According to annotation results from the National Center for Biotechnology Information (NCBI) database, the draft genome sequence of R. mucilaginosa HL26-1 comprises 5,711 protein-encoding genes, while R. paludigena LL69-1 was predicted to contain approximately 6,782 coding genes. The Venn diagram in Figure 4 illustrates the genetic variations and distinct characteristics that differentiate the genomes of HL26-1 and LL69-1 from those of closely related species. The protein-coding sequences of HL26-1 and LL69-1, along with those of three other Rhodotorula species ( R. kratochvilovae CBS 7436, R. mucilaginosa GDMCC2.30, and R. paludigena P4R5), were compared to examine the similarity of their protein sequences. This comparison revealed that R. mucilaginosa HL26-1, R. kratochvilovae CBS 7436 , R. mucilaginosa GDMCC2.30, and R. paludigena P4R5 possess 15, 84, 13, and 89 proteins, respectively, which are exclusive to their respective species or strains. Additionally, 11, 85, 35, and 36 protein families were identified as being species- or strain-specific for R. paludigena LL69-1, R. kratochvilovae CBS 7436 ^T , R. mucilaginosa GDMCC2.30, and R. paludigena P4R, respectively.

KEGG metabolic pathway analysis categorized a total of 2,795 (52.1%) protein-coding genes of HL26-1 into four major groups: metabolism (951 genes), genetic information processing (682 genes), cellular activities (225 genes), and environmental information processing (137 genes). Within the LL69-1 dataset, 3,303 protein-coding genes (48.7%) were subjected to KEGG analysis and classified into four major categories: metabolism (1,064 genes), genetic information processing (734 genes), cellular activities (245 genes), and environmental information processing (168 genes).

The putative gene families associated with astaxanthin biosynthesis in strains HL26-1 and LL69-1 were determined ( Table 2). The pathway of astaxanthin synthesis was divided into two main sections: one that creates the basic building blocks called terpenoids, which are important natural substances, and another that specifically produces astaxanthin.

The key genes associated with terpenoid biosynthesis discovered in the genomes of both strains were ACAT (acetyl-CoA acetyltransferase), HMGCS (hydroxymethylglutaryl-CoA synthase), HMGCR (hydroxymethylglutaryl-CoA reductase), MVD (mevalonate kinase), PMK (phosphomevalonate kinase), IDI (isopentenyl-diphosphate delta isomerase), GGDPS (geranylgeranyl diphosphate synthase), FDPS (farnesyl diphosphate synthase), and CrtE (geranylgeranyl pyrophosphate synthase).

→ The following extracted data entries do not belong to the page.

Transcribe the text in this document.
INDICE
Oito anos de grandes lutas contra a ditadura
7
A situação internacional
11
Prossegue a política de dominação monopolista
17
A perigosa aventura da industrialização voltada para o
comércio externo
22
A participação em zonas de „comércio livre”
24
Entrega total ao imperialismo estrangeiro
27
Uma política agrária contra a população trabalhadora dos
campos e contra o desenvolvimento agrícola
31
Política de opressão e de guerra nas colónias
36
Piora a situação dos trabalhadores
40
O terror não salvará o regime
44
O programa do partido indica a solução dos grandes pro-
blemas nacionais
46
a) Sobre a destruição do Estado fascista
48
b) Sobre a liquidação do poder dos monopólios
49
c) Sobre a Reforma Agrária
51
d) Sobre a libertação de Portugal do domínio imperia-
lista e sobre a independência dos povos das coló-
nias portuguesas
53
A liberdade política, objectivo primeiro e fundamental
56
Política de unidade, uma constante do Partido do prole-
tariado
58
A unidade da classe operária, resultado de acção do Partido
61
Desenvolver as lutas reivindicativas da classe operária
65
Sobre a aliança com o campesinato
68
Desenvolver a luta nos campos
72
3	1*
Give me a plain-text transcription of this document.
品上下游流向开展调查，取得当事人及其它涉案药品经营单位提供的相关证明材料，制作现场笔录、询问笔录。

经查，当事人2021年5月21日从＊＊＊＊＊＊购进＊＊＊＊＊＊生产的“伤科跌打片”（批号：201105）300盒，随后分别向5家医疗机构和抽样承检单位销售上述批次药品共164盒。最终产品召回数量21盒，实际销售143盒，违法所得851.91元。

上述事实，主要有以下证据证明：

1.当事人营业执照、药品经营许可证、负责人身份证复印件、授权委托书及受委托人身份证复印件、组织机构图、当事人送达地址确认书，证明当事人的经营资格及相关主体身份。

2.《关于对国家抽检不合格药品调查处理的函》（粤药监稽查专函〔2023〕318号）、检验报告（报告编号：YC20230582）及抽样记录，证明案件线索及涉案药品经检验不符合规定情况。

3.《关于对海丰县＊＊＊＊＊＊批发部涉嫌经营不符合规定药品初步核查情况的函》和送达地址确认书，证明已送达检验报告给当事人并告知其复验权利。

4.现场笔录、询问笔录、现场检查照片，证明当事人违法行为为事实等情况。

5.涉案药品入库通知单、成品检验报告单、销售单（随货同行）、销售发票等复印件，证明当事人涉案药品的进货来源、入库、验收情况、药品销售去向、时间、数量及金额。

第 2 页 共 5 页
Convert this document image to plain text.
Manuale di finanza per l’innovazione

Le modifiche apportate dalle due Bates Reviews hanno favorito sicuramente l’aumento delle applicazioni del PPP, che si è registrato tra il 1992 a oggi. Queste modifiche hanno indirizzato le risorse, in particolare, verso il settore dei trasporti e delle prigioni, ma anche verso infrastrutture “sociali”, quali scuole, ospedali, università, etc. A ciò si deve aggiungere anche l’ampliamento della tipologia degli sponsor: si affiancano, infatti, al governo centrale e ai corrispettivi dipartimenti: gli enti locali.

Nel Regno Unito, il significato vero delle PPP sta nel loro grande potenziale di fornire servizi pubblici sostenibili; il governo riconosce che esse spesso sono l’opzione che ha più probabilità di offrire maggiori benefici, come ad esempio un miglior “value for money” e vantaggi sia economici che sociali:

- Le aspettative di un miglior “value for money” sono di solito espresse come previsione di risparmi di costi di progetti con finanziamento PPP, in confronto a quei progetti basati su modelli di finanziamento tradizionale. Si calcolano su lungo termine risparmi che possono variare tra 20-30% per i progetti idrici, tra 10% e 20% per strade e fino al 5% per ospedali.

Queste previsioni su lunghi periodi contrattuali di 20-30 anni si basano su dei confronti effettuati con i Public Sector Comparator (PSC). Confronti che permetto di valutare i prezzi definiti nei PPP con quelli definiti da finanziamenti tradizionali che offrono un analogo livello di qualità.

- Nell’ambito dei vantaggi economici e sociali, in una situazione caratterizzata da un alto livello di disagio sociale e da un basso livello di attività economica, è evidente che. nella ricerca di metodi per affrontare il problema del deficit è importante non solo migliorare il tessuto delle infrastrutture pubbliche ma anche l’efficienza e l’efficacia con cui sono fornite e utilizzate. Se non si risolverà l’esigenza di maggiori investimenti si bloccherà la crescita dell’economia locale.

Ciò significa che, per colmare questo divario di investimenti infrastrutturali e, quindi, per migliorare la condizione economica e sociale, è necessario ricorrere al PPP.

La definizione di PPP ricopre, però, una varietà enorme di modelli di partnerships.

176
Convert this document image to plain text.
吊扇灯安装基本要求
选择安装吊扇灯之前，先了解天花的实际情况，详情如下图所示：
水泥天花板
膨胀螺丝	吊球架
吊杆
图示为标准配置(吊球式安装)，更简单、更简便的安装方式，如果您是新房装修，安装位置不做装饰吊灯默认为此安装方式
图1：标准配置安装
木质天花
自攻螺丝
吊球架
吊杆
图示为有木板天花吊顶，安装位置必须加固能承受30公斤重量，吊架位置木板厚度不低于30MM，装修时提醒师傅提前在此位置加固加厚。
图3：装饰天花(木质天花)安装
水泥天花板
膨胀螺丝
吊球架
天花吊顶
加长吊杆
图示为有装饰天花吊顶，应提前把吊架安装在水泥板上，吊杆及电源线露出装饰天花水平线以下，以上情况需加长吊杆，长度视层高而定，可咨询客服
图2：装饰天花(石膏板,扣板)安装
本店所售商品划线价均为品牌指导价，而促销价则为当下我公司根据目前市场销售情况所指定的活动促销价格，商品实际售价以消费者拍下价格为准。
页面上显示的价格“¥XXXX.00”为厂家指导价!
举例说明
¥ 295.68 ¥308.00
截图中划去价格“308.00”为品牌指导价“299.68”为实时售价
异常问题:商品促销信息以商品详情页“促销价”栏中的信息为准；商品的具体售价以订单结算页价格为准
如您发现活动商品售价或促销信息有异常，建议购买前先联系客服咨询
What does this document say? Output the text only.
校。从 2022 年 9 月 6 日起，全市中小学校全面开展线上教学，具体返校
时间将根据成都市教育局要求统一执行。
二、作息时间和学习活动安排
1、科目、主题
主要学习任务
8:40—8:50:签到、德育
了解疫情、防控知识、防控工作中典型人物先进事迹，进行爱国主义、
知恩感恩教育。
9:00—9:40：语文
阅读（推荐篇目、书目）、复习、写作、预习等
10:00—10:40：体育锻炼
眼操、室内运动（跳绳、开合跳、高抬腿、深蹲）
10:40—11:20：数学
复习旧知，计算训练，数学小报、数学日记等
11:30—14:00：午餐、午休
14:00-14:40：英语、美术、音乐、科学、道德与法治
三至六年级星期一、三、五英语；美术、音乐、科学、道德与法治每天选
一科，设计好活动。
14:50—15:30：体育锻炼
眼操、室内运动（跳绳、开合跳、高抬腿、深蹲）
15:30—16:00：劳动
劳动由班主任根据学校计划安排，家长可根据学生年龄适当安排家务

The diphosphomevalonate decarboxylase ( DPMDC) gene has only been found in strain LL69-1. The multiple gene involved in astaxanthin biosynthesis were annotated in the genomes of both strains, including the CrtYB (phytoene synthase/lycopene beta-cyclase), CrtI (phytoene desaturase), CrtS (beta-carotene 4-ketolase/3-hydroxylase), and CrtR (cytochrome P450) genes.